Le Sénégal accélère le rythme des infrastructures sportives en prévision des grandes compétitions internationales, notamment la Coupe d’Afrique des nations 2032.
Dans cette optique, la ministre de la Jeunesse et des Sports, Khady Diène Gaye, a reçu aujourd’hui son homologue chargé des Infrastructures, Déthié Fall, pour une séance de travail conjointe organisée au sein du ministère de la Jeunesse et des Sports.
Cette rencontre, coprésidée par les deux responsables, a permis d’établir un panorama approfondi des chantiers d’infrastructures sportives et de jeunesse en cours sur l’ensemble du territoire. Khady Diène Gaye a ouvert les travaux par une présentation globale des projets structurants, suivie d’un bilan détaillé sur l’avancement des différents programmes nationaux, contenu dans une note rendue publique.
Au cœur des échanges, les infrastructures sportives régionales ont été discutées, en particulier celles de Saint-Louis, de Kédougou et de Sédhiou, présentées comme des priorités dans la stratégie de maillage territorial équitable. La question des Maisons de la Jeunesse et de la Citoyenneté a également occupé une place centrale.
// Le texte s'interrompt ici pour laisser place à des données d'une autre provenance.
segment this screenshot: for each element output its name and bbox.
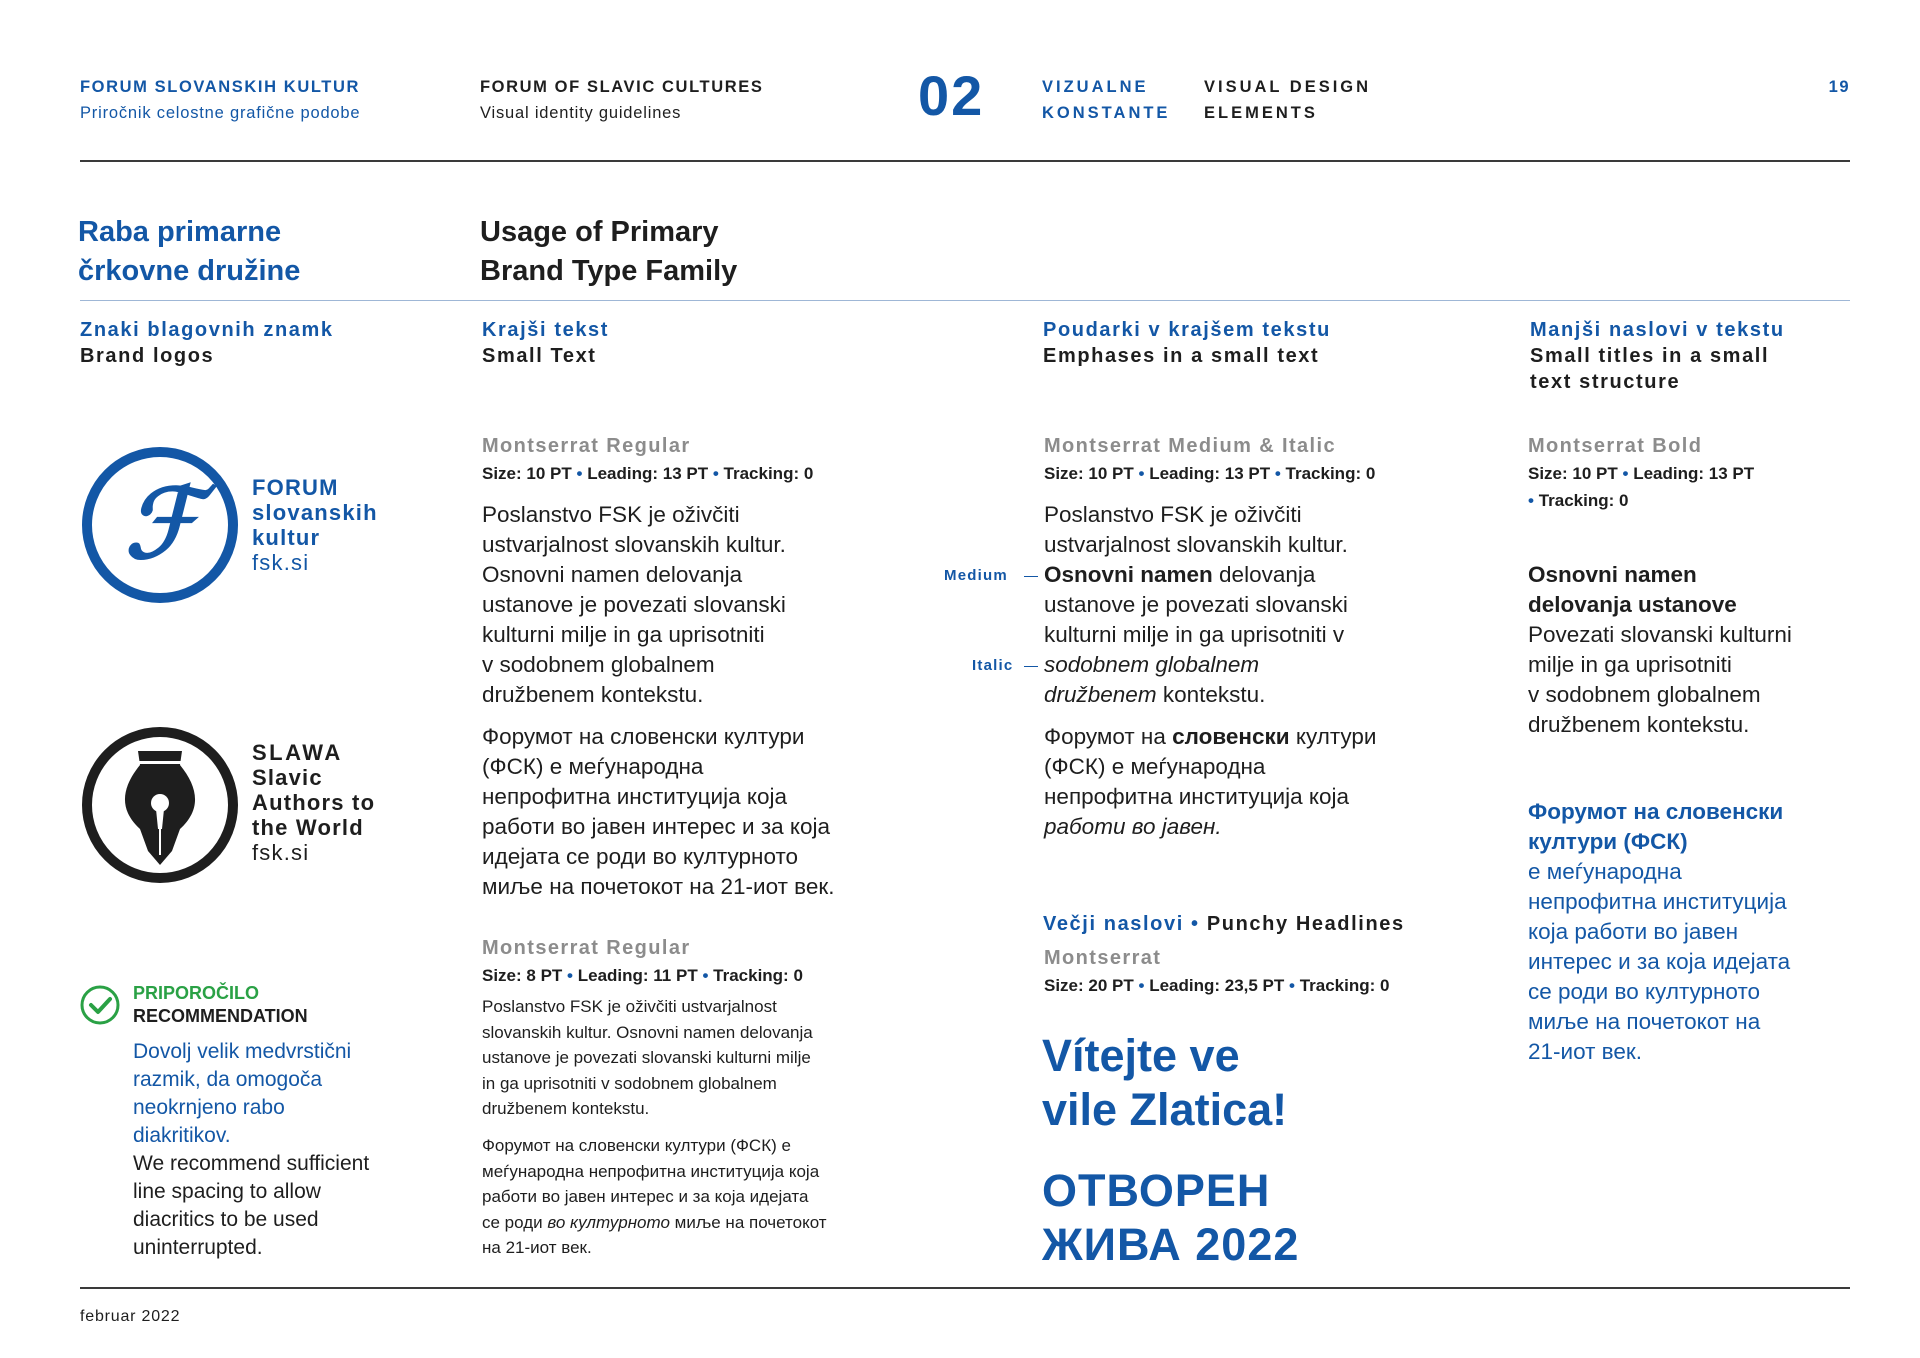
chapter-en-line1: VISUAL DESIGN [1204,78,1372,96]
col4-spec1-line1 [1528,460,1754,487]
text-run: kontekstu. [1156,682,1266,707]
forum-logo-mark [80,445,240,605]
section-title-si [78,213,300,291]
headline-line: ЖИВА 2022 [1042,1219,1300,1270]
text-line: Poslanstvo FSK je oživčiti ustvarjalnost [482,997,777,1016]
col2-small2 [482,1133,827,1261]
col3-headline-label [1043,909,1405,939]
col2-head-si: Krajši tekst [482,319,610,341]
text-line: миље на почетокот на 21-иот век. [482,874,835,899]
text-line: ustvarjalnost slovanskih kultur. [1044,532,1348,557]
rec-en-line: diacritics to be used [133,1208,319,1231]
text-line: ustanove je povezati slovanski [482,592,786,617]
text-line: интерес и за која идејата [1528,949,1791,974]
spec-separator: • [1138,976,1145,995]
text-line: Poslanstvo FSK je oživčiti [1044,502,1302,527]
spec-size: Size: 10 PT [1044,464,1134,483]
section-title-en [480,213,737,291]
spec-separator: • [567,966,573,985]
page-number: 19 [1828,78,1850,96]
forum-logo-text [252,475,378,575]
col4-title1 [1528,560,1737,620]
text-line: непрофитна институција која [1044,784,1349,809]
slawa-logo-url: fsk.si [252,840,310,865]
label-italic-leader [1024,666,1038,667]
text-line [1044,680,1348,710]
headline-sample-cyrillic [1042,1164,1299,1272]
headline-label-separator: • [1191,913,1200,935]
forum-logo-line2: slovanskih [252,500,378,525]
rec-en-line: uninterrupted. [133,1236,263,1259]
medium-run: Osnovni namen [1044,562,1213,587]
chapter-number: 02 [918,64,985,127]
text-line: непрофитна институција која [482,784,787,809]
text-line: на 21-иот век. [482,1238,592,1257]
spec-tracking: Tracking: 0 [1299,976,1390,995]
text-line: ustanove je povezati slovanski kulturni milje [482,1048,811,1067]
col3-spec1 [1044,460,1375,487]
spec-leading: Leading: 13 PT [587,464,709,483]
text-line [1044,722,1377,752]
header-org-en: FORUM OF SLAVIC CULTURES [480,78,764,96]
rec-en-line: line spacing to allow [133,1180,321,1203]
col4-title2 [1528,797,1783,857]
text-line: (ФСК) е меѓународна [1044,754,1266,779]
col3-para1 [1044,500,1348,710]
text-line: Povezati slovanski kulturni [1528,622,1792,647]
italic-line: sodobnem globalnem [1044,652,1260,677]
slawa-logo-line2: Slavic [252,765,323,790]
italic-line: работи во јавен. [1044,814,1222,839]
spec-separator: • [1289,976,1295,995]
col2-para1 [482,500,786,710]
text-line: Форумот на словенски култури (ФСК) е [482,1136,791,1155]
section-title-si-line2: črkovne družine [78,255,301,287]
text-line [482,1210,827,1236]
spec-leading: Leading: 13 PT [1633,464,1755,483]
slawa-logo-line3: Authors to [252,790,376,815]
text-line: работи во јавен интерес и за која идејата [482,1187,809,1206]
header-guide-si: Priročnik celostne grafične podobe [80,104,361,122]
text-run: delovanja [1212,562,1316,587]
spec-tracking: Tracking: 0 [1538,491,1629,510]
spec-tracking: Tracking: 0 [713,966,803,985]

La ministre a rappelé les difficultés rencontrées lors de la phase initiale du programme, marquée par un faible taux de réalisation, tout en soulignant le potentiel de la deuxième phase finançable par la Banque islamique de développement, qui doit permettre un déploiement plus conséquent sur l’ensemble du territoire.
Les discussions ont aussi porté sur la transformation du Centre national d’éducation populaire et sportive de Thiès en centre de haute performance, projet stratégique soutenu par la coopération chinoise, et sur la poursuite des travaux du stade de Cambérène, ouvrage emblématique destiné à renforcer l’offre sportive dans la région de Dakar. Les équipes techniques du ministère, notamment la Delivery Unit, la Direction de l’administration générale et de l’équipement ainsi que les conseillers techniques, ont apporté des précisions sur la gestion et le suivi des différents dossiers.
La CAN 2032 après les JOJ de 2027 ?
Prenant la parole, le ministre des Infrastructures Déthié Fall a salué l’élan engagé par le département de la Jeunesse et des Sports, tout en reconnaissant les déficiences observées par le passé dans l’exécution de certains projets, malgré les investissements réalisés. Il s’est engagé à corriger ces dysfonctionnements afin d’accélérer la livraison des chantiers dans les délais impartis. Il a en outre rappelé que si son ministère assure l’exécution technique des travaux, la définition de la vision, de l’impact, de l’utilisation, de la budgétisation et de la validation des projets relève pleinement du ministère de la Jeunesse et des Sports.
En clôture de la rencontre, Khady Diène Gaye a exprimé sa satisfaction face à la disponibilité et à l’engagement affichés par son collègue, réaffirmant leur détermination commune à doter le Sénégal d’infrastructures sportives modernes et fonctionnelles. Cette dynamique s’inscrit clairement dans l’ambition nationale de positionner le pays comme candidat crédible à l’organisation de la Coupe d’Afrique des Nations 2032, quarante ans après l’édition historique de 1992. L’objectif est de disposer de six stades conformes aux normes de la FIFA, afin de franchir une nouvelle étape dans le développement du sport et dans le rayonnement du pays à l’échelle continentale.
Cette ambition est d’autant plus renforcée que le pays s’apprête à écrire une page d’histoire olympique en accueillant les Jeux Olympiques de la Jeunesse d’été, une première pour le continent africain. Initialement prévus en 2027 puis reprogrammés en 2026 à Dakar, ces Jeux constituent une vitrine majeure du savoir-faire du pays en matière d’organisation d’événements sportifs internationaux.
S’agissant de la CAN, deux phases finales étaient en principe programmées à l’horizon juillet 2028. L’édition 2027 devait être coorganisée par le Kenya, l’Ouganda et la Tanzanie, tandis que celle de 2028 restait à attribuer.
Toutefois, les retards constatés lors des récentes missions d’inspection de la Confédération africaine de football sur les infrastructures sportives dans ces trois pays suscitent des interrogations. Cette situation pourrait amener la CAF à réviser le calendrier, envisageant éventuellement un report de la CAN 2027 à 2028, avant d’envisager une transition directe vers l’édition 2032 via un nouvel appel à candidatures.